I am really beginning to hate this word.
Fresh with inspiration after finishing my purple tweed sweater, I dug out the blue yarn and pattern directions for Paloma, which was so challenging that two summers ago, I abandoned it to Ravelry's "hibernating" project category. A few weeks ago, I knit the first couple of rows, and got stuck on PRB, a lifted increase. After a few weeks, I found help with that hurdle, and knit some more rows. These rows don't line up. Back to the beginning.
Leaving that aside, I eagerly swatched for the Summer Flies shawl. Gauge is 4" = 12 stitches, for a DK or worsted yarn, on a size 8 needle. Huh??!! I went up to a size 11 needle, still with two stitches too many. I posted a question on Ravelry, and someone suggested this was the blocked gauge, though no one was sure if it was for stockinette or the eyelet pattern. I then read through all 41 pages of posts for the KAL last summer, and a number of knitters remarked that the shawl came out smaller than the pattern's suggested sizes, which I want to avoid. I emailed the designer, who was very friendly, and said that the gauge doesn't matter because of the blocking, but that still doesn't really help me...I'm going to go with 10s, which still seem too loose, and hope for the best.
But knitting is not the only area of my life right now where the theme of perseverance keeps recurring.
* I went to a meeting at a labor agency hoping for ideas for other companies or career paths that use my writing and editing skills. After looking over my resumes and cover letters, and being told by the agent there was nothing he would recommend I change, that he didn't have anything else to offer me, he ended by saying, "be persistent...it will come."
* I attended a workshop called "Design Your Dreams" for women entrepreneurs, to learn more about goal-setting and promoting business. The exercises were fun -- vision boards are similar to the magazine collages I loved to make in art class -- and the dreaded networking was not so bad. (I am an introverted person, and networking is a painful but necessary process I have resigned myself to embrace). The speakers' main message, advice for achieving goals and dreams? Perseverance.
On break, before we start collaging. Yes, I chose the pink paper.
* Two weeks ago, I bought a copy of Ride Your Way Lean by Selene Yeager. I needed a cycling training plan to help build strength and endurance (a cousin of the p-word) while also helping me to lose some weight. Week one was tough -- the rainy weather meant I spent many hours riding indoors on the stationary trainer which is mind-numbing, even with my Rosemary & Thyme DVDs. And week two? One workout in, and my hip/IT band is screaming in pain. Too many miles too fast. I'm doing ice and ibuprofen and trying not to get frustrated that I can't ride until the inflammation calms down. I feel like it's an uphill battle to get past this part of the training plan where the weak muscles will get stronger, to persevere until I can see results. Ack.
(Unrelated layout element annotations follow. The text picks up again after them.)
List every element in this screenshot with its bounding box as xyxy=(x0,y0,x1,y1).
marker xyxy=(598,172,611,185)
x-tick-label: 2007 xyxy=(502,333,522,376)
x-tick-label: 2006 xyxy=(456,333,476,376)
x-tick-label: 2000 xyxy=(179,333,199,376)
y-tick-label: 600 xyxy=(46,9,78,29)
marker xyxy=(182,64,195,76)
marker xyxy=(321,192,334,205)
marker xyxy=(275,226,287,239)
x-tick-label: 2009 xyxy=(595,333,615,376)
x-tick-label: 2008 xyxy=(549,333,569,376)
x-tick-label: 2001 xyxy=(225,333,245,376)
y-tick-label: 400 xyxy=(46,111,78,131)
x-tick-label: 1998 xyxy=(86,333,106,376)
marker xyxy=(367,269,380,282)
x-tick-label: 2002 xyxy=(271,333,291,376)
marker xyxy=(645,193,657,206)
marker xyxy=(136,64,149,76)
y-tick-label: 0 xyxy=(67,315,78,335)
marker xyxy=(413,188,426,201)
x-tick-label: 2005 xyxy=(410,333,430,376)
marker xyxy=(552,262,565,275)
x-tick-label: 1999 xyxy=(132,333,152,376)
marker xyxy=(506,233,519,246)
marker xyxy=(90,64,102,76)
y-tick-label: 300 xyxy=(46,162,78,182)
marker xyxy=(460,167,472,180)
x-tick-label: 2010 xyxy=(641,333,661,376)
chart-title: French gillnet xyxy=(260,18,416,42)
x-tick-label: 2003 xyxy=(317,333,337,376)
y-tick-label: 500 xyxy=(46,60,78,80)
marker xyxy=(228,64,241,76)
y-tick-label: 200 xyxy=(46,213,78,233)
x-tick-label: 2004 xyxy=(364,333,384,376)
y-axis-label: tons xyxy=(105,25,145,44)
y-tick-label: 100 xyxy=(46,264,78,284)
I am tired of persevering. I long for the "lucky break," the synchronicity where something positive will come together more easily and stick around for a while, to encourage me to keep persevering with all the other things for which I've been working so hard. Don't you feel that way sometimes too? I saw a sign in the labor agent's office that said something like, "So many people give up, not knowing that success was just around the corner." I sure hope I turn that corner soon!
P.S. I watched the Royal Wedding this morning, and thought Kate made such a lovely bride. I hope her simple, elegant style will have a great influence on fashion, as my favorite Grace Kelly's did so many years ago. I wish her and William the best for a long, happy marriage. With all the tragedy in the world lately, it was nice to share a little bit in their joy.